Dans le même temps, la Révolution française marque une montée en puissance du tiers état, dont la mythologie deviendra la lutte des classes marxiste.
Au final, le XXᵉ siècle, constate l'effondrement en Occident de la fonction sacerdotale sous sa forme ecclésiastique, si bien que l'on bascule de la tripartition à un système binaire. D'un côté, "la droite" représente un coalition des fonctions sacerdotales et martiales, avec une hégémonie de la fonction martiale sous sa forme capitaliste. De l'autre, "la gauche" représente la fonction production, avec comme support mythologique la lutte des classes. La fonction sacerdotale a donc été en quelque sorte absorbée par les deux autres.

Cependant, à cette même période, on peut voir les idéologies nationalistes dites "d'extrême droite" comme une tentative de restauration de la fonction sacerdotale sous la forme du mythe des races et des nations, ce qui montre bien que même quand le système politique semble avoir basculé vers le bipartisme, la tripartition reste très fortement ancrée dans nos représentations mentales.
De la même manière, dans le premier chapitre, nous avons vu que l'héritage pratique principal de la pensée de Marx exprimée dans Le Capital est la social-démocratie. Pour autant, au niveau de la représentation populaire, le marxisme, c'est la lutte des classes. Cela provient du fait que la notion de lutte des classes est une notion mythologique, et qu'elle a été adoptée comme substitut sacerdotal par la fonction de production.

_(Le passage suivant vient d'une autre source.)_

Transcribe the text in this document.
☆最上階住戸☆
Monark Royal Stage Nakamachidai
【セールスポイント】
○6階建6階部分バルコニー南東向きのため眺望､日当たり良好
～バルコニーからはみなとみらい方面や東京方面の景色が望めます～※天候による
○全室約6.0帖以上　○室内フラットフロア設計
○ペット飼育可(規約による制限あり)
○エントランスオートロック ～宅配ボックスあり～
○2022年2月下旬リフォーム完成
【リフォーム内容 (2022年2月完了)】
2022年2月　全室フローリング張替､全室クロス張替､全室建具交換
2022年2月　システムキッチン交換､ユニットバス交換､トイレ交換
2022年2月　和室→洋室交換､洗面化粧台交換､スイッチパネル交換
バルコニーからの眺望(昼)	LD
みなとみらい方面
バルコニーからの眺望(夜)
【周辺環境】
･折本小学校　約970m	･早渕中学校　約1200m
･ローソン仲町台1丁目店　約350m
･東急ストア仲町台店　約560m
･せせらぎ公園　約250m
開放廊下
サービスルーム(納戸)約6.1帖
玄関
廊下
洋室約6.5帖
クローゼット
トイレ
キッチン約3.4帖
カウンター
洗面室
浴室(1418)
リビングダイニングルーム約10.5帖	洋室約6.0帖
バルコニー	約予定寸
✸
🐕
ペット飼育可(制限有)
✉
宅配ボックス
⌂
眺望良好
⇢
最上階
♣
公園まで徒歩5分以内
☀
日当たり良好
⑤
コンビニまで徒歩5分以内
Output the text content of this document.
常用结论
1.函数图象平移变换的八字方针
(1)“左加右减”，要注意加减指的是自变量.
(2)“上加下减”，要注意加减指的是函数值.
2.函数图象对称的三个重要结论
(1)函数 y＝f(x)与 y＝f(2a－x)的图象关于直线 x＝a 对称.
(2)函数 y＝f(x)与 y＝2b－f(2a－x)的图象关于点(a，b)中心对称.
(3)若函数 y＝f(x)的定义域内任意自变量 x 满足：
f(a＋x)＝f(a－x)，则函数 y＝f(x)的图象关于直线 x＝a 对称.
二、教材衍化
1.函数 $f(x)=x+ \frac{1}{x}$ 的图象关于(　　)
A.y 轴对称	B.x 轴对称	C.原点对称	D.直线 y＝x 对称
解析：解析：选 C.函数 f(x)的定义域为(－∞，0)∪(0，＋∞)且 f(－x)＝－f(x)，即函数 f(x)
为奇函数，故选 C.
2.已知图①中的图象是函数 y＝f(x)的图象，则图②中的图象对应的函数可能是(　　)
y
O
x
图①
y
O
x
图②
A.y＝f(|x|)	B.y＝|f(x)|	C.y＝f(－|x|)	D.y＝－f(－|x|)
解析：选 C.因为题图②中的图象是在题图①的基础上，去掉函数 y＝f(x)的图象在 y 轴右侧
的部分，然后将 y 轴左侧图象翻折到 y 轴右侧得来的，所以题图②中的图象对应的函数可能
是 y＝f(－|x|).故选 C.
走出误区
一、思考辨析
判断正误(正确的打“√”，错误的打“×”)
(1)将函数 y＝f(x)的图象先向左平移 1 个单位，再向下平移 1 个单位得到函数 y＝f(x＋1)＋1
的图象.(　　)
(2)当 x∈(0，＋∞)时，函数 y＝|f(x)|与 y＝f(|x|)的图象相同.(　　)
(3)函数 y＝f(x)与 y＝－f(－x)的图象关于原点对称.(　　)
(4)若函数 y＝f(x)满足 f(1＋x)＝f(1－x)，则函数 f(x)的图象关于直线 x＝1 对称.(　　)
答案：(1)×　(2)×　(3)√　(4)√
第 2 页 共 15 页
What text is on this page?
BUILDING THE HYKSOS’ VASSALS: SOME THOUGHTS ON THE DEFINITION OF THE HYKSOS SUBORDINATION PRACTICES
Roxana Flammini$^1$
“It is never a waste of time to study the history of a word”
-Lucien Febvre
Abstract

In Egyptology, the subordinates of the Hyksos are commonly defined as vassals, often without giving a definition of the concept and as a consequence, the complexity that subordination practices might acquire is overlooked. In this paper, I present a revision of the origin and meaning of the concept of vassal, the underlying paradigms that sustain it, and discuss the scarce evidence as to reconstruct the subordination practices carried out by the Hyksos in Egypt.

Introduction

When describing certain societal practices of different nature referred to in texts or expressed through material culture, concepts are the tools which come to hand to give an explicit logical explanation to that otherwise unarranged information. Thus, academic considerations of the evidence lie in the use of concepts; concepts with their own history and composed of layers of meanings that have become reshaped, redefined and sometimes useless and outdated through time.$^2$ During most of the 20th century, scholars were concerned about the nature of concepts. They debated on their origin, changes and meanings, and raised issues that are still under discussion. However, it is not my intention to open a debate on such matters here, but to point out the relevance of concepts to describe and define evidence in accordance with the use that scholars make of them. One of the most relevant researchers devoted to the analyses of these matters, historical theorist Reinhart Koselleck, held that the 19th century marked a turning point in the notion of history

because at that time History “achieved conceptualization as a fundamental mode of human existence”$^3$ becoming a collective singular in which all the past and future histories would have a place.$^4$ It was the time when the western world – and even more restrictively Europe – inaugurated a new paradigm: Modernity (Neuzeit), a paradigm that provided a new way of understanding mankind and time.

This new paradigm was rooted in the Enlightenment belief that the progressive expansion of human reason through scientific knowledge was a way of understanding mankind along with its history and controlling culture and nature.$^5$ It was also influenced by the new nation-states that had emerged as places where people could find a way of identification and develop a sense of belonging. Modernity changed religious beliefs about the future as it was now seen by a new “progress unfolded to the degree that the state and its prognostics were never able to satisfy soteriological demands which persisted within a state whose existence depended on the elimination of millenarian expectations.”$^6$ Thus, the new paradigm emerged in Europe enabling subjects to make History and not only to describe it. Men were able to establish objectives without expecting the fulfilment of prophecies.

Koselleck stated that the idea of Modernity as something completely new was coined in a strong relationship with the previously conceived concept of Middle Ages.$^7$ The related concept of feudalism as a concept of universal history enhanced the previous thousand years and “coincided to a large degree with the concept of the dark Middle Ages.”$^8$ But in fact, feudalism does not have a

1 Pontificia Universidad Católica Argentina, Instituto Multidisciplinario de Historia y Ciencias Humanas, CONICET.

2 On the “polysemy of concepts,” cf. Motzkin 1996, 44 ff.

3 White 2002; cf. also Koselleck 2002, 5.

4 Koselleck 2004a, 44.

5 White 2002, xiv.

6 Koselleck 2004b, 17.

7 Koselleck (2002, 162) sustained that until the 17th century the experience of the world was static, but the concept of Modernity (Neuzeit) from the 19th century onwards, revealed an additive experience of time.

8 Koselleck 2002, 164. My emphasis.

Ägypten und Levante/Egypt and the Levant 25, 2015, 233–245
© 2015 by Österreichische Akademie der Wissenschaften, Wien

La philosophie des lumières

En très peu de mots, on peut voir la philosophie des lumières comme le bouleversement des représentations mentales induit par l'émergence de la science moderne.
Au niveau de l'organisation tripartite de la société de l'ancien régime, la montée en puissance de la science, et de la rationalité qui la caractérise, vient saper les bases de la fonction sacerdotale basée sur le dogme, par nature irrationnel, et vue de plus en plus comme un arbitraire inacceptable. Cela se traduit par une montée en puissance des deux autres fonctions. La fonction martiale tout d'abord, via la montée du nationalisme qui sera à la base des guerres XXᵉ siècle. La fonction de production ensuite, via la primauté qui sera progressivement accordée à l'économique.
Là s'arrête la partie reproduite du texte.